Je voudrais en finir

Apolline

C'est comme un poison dans ma tête ! Elle est lourde, si encombrée. J'arrive plus à la supporter. Cette impression de ressembler à une machine à laver, trop chargée, qui n'en finit pas de nettoyer encore ce même linge usé par le temps. Je suis lessivée. Je voudrais en finir.

Le passé d'une longue histoire d'amour revient toujours à la gueule qui grimace, qui grince en larmes, de devoir encore faire face.
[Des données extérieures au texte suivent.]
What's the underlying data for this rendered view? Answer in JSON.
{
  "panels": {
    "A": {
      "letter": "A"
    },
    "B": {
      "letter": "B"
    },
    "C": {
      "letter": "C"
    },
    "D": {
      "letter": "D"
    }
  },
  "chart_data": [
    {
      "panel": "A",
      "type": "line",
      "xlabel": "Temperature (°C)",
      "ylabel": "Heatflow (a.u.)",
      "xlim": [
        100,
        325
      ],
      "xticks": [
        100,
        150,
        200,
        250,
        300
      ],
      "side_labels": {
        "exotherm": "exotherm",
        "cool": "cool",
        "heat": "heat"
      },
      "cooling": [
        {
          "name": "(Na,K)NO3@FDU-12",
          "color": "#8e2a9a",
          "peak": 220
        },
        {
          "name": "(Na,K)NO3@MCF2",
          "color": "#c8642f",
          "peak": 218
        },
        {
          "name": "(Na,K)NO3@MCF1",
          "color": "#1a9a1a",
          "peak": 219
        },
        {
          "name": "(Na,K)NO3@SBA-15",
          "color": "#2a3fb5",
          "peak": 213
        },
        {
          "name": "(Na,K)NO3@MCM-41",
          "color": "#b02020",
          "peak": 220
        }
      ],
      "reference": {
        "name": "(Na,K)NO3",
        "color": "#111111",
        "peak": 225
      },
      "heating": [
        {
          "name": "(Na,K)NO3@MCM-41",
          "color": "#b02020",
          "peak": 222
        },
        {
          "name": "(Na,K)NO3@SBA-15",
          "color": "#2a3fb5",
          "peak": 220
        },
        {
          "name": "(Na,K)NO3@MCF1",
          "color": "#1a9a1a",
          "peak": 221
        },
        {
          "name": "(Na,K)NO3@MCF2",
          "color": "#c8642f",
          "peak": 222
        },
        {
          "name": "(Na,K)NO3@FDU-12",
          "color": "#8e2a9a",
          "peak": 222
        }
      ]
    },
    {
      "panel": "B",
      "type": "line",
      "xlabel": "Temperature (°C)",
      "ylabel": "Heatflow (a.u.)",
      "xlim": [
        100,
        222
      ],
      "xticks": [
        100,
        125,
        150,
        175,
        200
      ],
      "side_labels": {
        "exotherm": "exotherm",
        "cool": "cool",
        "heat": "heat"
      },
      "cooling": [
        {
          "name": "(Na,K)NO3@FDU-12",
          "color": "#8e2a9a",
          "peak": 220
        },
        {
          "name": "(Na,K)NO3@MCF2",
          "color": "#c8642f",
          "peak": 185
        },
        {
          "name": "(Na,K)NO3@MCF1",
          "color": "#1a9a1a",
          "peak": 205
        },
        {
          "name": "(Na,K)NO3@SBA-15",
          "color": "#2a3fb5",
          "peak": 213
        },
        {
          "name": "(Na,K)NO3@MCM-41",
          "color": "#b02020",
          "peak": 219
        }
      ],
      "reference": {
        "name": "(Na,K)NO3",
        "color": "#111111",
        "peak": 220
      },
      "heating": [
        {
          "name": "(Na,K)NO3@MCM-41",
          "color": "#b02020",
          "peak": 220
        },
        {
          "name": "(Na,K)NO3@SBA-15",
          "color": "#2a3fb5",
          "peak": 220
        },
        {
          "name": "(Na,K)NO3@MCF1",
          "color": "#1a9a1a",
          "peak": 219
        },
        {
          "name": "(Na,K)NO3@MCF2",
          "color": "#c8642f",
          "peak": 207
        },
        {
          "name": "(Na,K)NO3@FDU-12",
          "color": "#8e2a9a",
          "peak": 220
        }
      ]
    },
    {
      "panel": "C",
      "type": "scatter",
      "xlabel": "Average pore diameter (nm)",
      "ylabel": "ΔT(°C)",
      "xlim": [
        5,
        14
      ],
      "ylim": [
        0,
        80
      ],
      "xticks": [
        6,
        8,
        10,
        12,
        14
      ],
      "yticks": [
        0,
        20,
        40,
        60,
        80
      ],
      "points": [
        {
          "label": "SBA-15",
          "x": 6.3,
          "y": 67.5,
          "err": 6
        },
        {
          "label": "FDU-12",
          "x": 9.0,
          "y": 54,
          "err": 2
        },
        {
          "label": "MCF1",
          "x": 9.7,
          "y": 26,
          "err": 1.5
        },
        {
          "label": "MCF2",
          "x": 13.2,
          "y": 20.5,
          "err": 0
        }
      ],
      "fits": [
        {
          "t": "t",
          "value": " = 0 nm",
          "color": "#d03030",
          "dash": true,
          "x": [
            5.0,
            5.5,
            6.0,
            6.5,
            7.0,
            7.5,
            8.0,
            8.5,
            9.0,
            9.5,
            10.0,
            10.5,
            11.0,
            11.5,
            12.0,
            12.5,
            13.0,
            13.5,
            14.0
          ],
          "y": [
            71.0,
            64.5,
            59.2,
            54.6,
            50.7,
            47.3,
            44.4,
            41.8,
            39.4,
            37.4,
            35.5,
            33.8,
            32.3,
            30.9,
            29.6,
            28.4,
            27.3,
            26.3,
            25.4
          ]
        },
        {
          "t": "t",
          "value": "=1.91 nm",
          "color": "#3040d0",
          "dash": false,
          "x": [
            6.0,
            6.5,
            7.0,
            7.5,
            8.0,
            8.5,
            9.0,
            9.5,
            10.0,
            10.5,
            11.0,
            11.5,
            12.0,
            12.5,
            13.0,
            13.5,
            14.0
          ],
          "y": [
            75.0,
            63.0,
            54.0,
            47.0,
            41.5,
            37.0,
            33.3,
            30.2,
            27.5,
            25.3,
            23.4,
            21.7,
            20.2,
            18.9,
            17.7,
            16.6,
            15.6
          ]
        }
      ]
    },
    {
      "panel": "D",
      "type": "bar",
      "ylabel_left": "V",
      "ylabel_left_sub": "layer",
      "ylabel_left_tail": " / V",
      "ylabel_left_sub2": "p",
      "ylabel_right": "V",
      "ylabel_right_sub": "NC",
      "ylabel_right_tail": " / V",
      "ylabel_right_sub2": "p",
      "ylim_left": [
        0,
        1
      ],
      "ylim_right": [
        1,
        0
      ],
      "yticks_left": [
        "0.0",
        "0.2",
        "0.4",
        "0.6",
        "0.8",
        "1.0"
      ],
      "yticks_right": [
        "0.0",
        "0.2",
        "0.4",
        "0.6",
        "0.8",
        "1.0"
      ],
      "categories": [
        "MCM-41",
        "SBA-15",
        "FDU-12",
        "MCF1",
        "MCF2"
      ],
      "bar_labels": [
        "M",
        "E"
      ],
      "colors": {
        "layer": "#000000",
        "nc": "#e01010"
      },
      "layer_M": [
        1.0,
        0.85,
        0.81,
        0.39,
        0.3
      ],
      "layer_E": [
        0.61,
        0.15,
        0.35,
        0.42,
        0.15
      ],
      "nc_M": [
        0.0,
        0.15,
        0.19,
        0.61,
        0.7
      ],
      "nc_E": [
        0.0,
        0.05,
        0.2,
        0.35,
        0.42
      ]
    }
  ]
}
Pourtant j'ai très bien retiré le manteau, les couches et les voiles, parfois en les soulevant délicatement, d'autres fois en les déchirant, à fleur de peau, pour faire jaillir la blessure, touchant sans cesse l'inconsolable détresse,

Pourtant j'ai très bien caressé la nudité de mon film de vie, pardonner les silences confus, l'aveuglement, les trahisons, les prémices d'un mal hurlant la formule de séparation,

Pourtant j'ai très bien enterré les hauts le cœur qui ont marqué ma peau collée dans les tissus pour affirmer enfin que je reviens de loin, de très loin.  

Tout est TRÈS BIEN n'est-ce pas ?...

Au demeurant de cette paix indiscutable, le linge du grand amour d'hier se tortille néanmoins en pirouette dans ma machine qui le broie à mille tours. Je voudrais en finir.

En finir de toute cette vidange… de toute cette vie d'ange ? Quelle méprise !

En finir d'un jeu que je maintenais amoureuse docile sous sa force tranquille.  Mais tellement destructrice. Quelle emprise !

Le tambour bat son plein. Je viens d'abattre la dernière carte. Le joker a été éjecté à mes pieds, dans ses guenilles verdâtres dérangées, dans son sourire écartelé trop rouge qui m'a décalquée. J'ai fini par arracher sa main, plaquée là sur ma tête, comme une empreinte qui me tirait toujours par les cheveux. NON ! Plus jamais de manipulations de près comme de loin ! Plus jamais, je ne donnerai mon âme au diable. Le lien est tranché. C'est fini, c'est fini. Je serai sûrement plus belle sans lui maintenant. Plus légère, plus sincère, sans me taire et surtout sans éther.